A propósito de Maza

Hace un año no sabía absolutamente nada sobre José Manuel Maza. Luego supe muchas cosas. Hasta la penúltima, su impactante muerte de un rato para otro a 10.000 kilómetros de su casa, y la última, que aún no se ha detenido, la torrentera de bilis y almíbar que ha seguido al instante en que se conoció la noticia. Diatribas furibundas y exagerados cantares de gesta se impusieron al estupor del primer segundo, y ahí continúa cada quien desde su trinchera respectiva, entre olés alborozados y lamentos en do mayor, componiendo una especie de milhojas fúnebre en el que se alternan una capa de panegírico y otra de invectiva. Ha pasado el tiempo en que todos los difuntos eran buenos, supongo que hay tomarlo por avance.

¿Y usted, columnero, es de los que lo sienten o de los que lo celebran? Como imaginarán especialmente los que se pasan con cierta frecuencia por estas líneas, ni lo uno ni lo otro. No me sale —y no pienso esforzarme para que me salga— nada remotamente parecido a un lamento, pero por pura urbanidad, carezco igualmente del cuajo necesario para brindar por el tránsito al otro barrio del fiscal general. Como mucho, me asalta un pensamiento sobre cómo puede influir en los mil asuntos literalmente “de Estado” que tenía entre manos mientras todavía respiraba.

Y lo siguiente es una reflexión, seguramente pedestre, sobre la literalidad del tópico que sentencia que no somos nada. Tanto afán, tanto ahínco, tanto ardor, tanta vehemencia en cumplimiento de lo que uno entiende como deber, para que eso se convierta en anecdótico porque el destino o un germen cabrón hace que la diñes al otro lado del charco.

Elogios envenenados

¡Revuelta en el frenopático! Mariano Rajoy y Brey, el sulfurador y sulfatador de todos los sueños de Levante a Poniente pasando por Garisoain e Ibarrangelua, encarnación del mal y de la patronal, mandarín del partidomáscorruptodeEuropa (léase del tirón), amén de presidente de la indivisible nación española, ha echado un requiebro saleroso, a modo de machito de andamio, al PNV, al Gobierno vasco y, personalizando más, al lehendakari.

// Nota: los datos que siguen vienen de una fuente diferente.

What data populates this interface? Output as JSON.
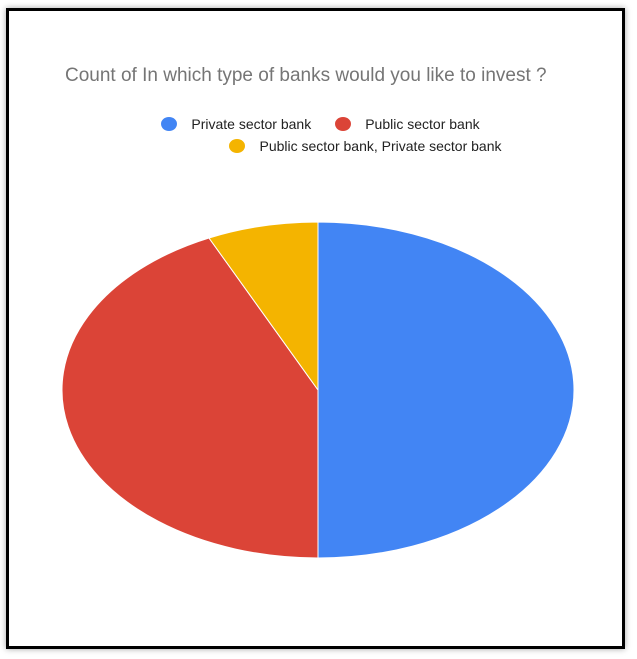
{
  "chart_data": {
    "type": "pie",
    "title": "Count of In which type of banks would you like to invest ?",
    "legend_position": "top",
    "labels": [
      "Private sector bank",
      "Public sector bank",
      "Public sector bank, Private sector bank"
    ],
    "values": [
      50,
      43,
      7
    ],
    "colors": [
      "#4285f4",
      "#db4437",
      "#f4b400"
    ],
    "start_angle_deg": 0,
    "direction": "clockwise"
  }
}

Aunque cada titular lo resumió a su manera, como ya saben o se imaginan, lo que vino a hacer el indolente de Pontevedra fue contraponer al niño malo Puigdemont con el niño bueno Urkullu. Así, el primero, que no deja de darle disgustos, no va a conseguir con sus travesuras más que unos azotes, quedarse sin postre y dejar sin él también a quienes le siguen en las trastadas. Mientras, el segundo, tan sensato, tan aplicado, tan atento a razones, logrará buena parte de lo que pide.

De aquí a Lima, un abrazo del oso en toda regla. Un elogio envenenado como un piano, lanzado no con intención laudatoria, sino para hacerle un siete al lisonjeado. ¡Qué bien conocen los arúspices marianos que pusieron esa carga de profundidad en el discurso de su jefe a los escandalizables de pitimí que se iban a hacer lenguas del arrumaco! Fueron en tropel como moscas a un hermoso zurullo, armados de toda la impedimenta demagógica de rigor a decretar que no hay peor delito que recibir un halago de Rajoy. Dos días antes, el Sociómetro contaba que por primera vez en diez años los vascos están contentos con la situación política y el Euskobarómetro elevaba a 30 los escaños del PNV. ¿Nadie lo pilla?